Lysophospholipid Acylation Modulates Plasma Membrane Lipid Organization and Insulin Sensitivity in Skeletal Muscle

Overview

Journal J Clin Invest

Specialty General Medicine

Date 2021 Feb 16

PMID 33591957

Citations 24

Authors

Patrick J Ferrara

Xin Rong

J Alan Maschek

Anthony Rp Verkerke

Piyarat Siripoksup

Haowei Song

Thomas D Green

Karthickeyan C Krishnan

Jordan M Johnson

John Turk

Joseph A Houmard

Aldons J Lusis

Micah J Drummond

Joseph M McClung

James E Cox

Saame Raza Shaikh

Peter Tontonoz

William L Holland

Katsuhiko Funai

Affiliations

Soon will be listed here.

Abstract

Aberrant lipid metabolism promotes the development of skeletal muscle insulin resistance, but the exact identity of lipid-mediated mechanisms relevant to human obesity remains unclear. A comprehensive lipidomic analysis of primary myocytes from individuals who were insulin-sensitive and lean (LN) or insulin-resistant with obesity (OB) revealed several species of lysophospholipids (lyso-PLs) that were differentially abundant. These changes coincided with greater expression of lysophosphatidylcholine acyltransferase 3 (LPCAT3), an enzyme involved in phospholipid transacylation (Lands cycle).

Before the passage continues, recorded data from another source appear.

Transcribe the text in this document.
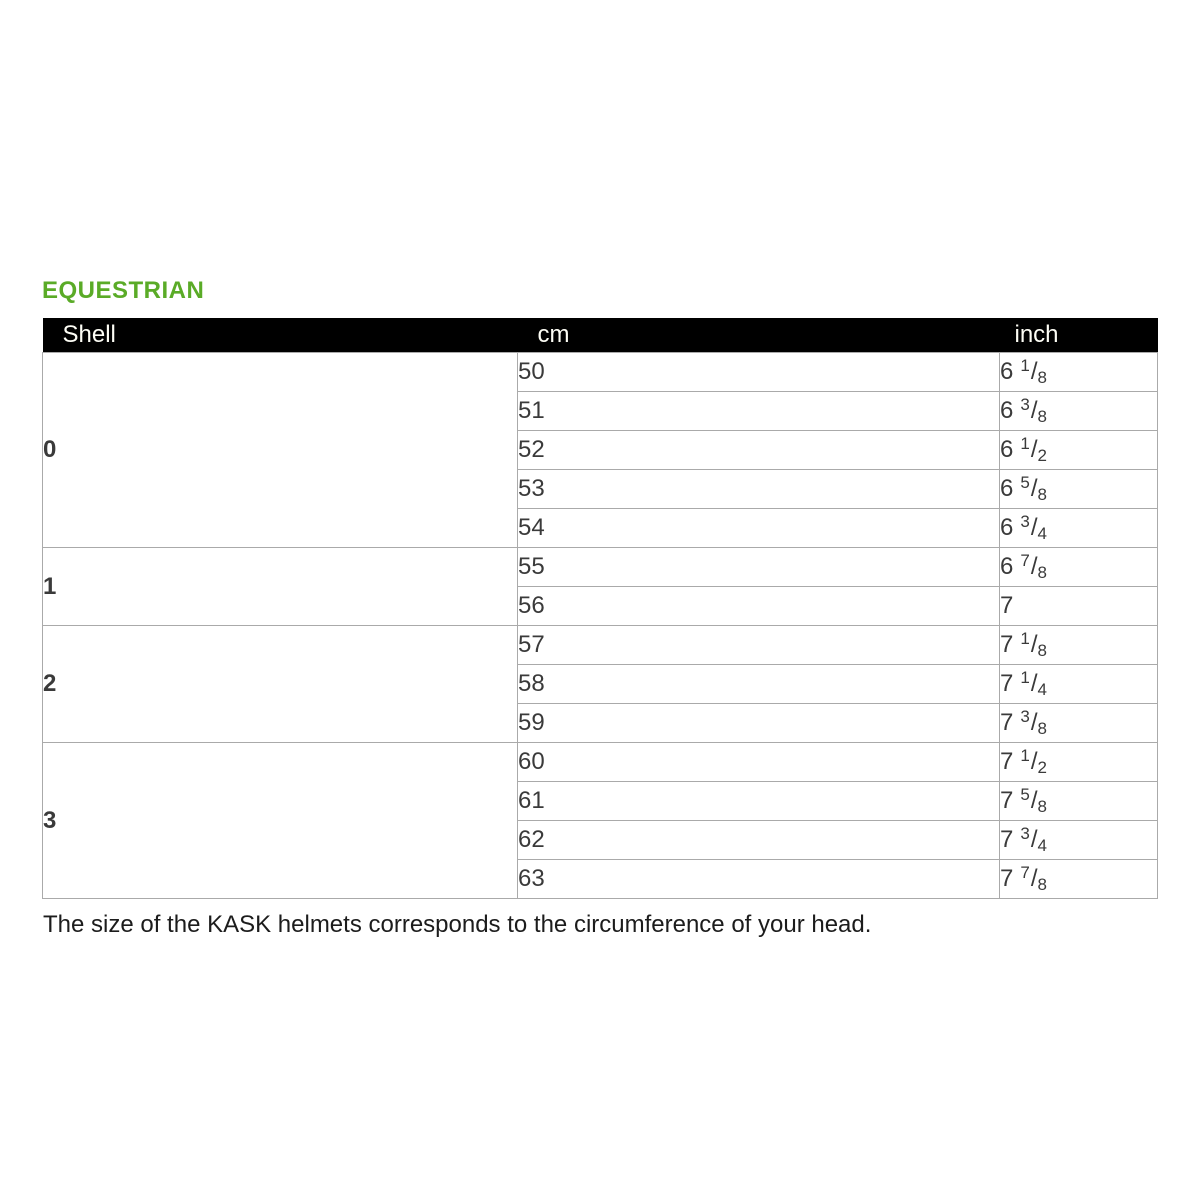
EQUESTRIAN
Shell	cm	inch
0	50	6 $^1/_8$
	51	6 $^3/_8$
	52	6 $^1/_2$
	53	6 $^5/_8$
	54	6 $^3/_4$
1	55	6 $^7/_8$
	56	7
2	57	7 $^1/_8$
	58	7 $^1/_4$
	59	7 $^3/_8$
3	60	7 $^1/_2$
	61	7 $^5/_8$
	62	7 $^3/_4$
	63	7 $^7/_8$

The size of the KASK helmets corresponds to the circumference of your head.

Strikingly, mice with skeletal muscle-specific knockout of LPCAT3 (LPCAT3-MKO) exhibited greater muscle lysophosphatidylcholine/phosphatidylcholine, concomitant with improved skeletal muscle insulin sensitivity. Conversely, skeletal muscle-specific overexpression of LPCAT3 (LPCAT3-MKI) promoted glucose intolerance. The absence of LPCAT3 reduced phospholipid packing of cellular membranes and increased plasma membrane lipid clustering, suggesting that LPCAT3 affects insulin receptor phosphorylation by modulating plasma membrane lipid organization. In conclusion, obesity accelerates the skeletal muscle Lands cycle, whose consequence might induce the disruption of plasma membrane organization that suppresses muscle insulin action.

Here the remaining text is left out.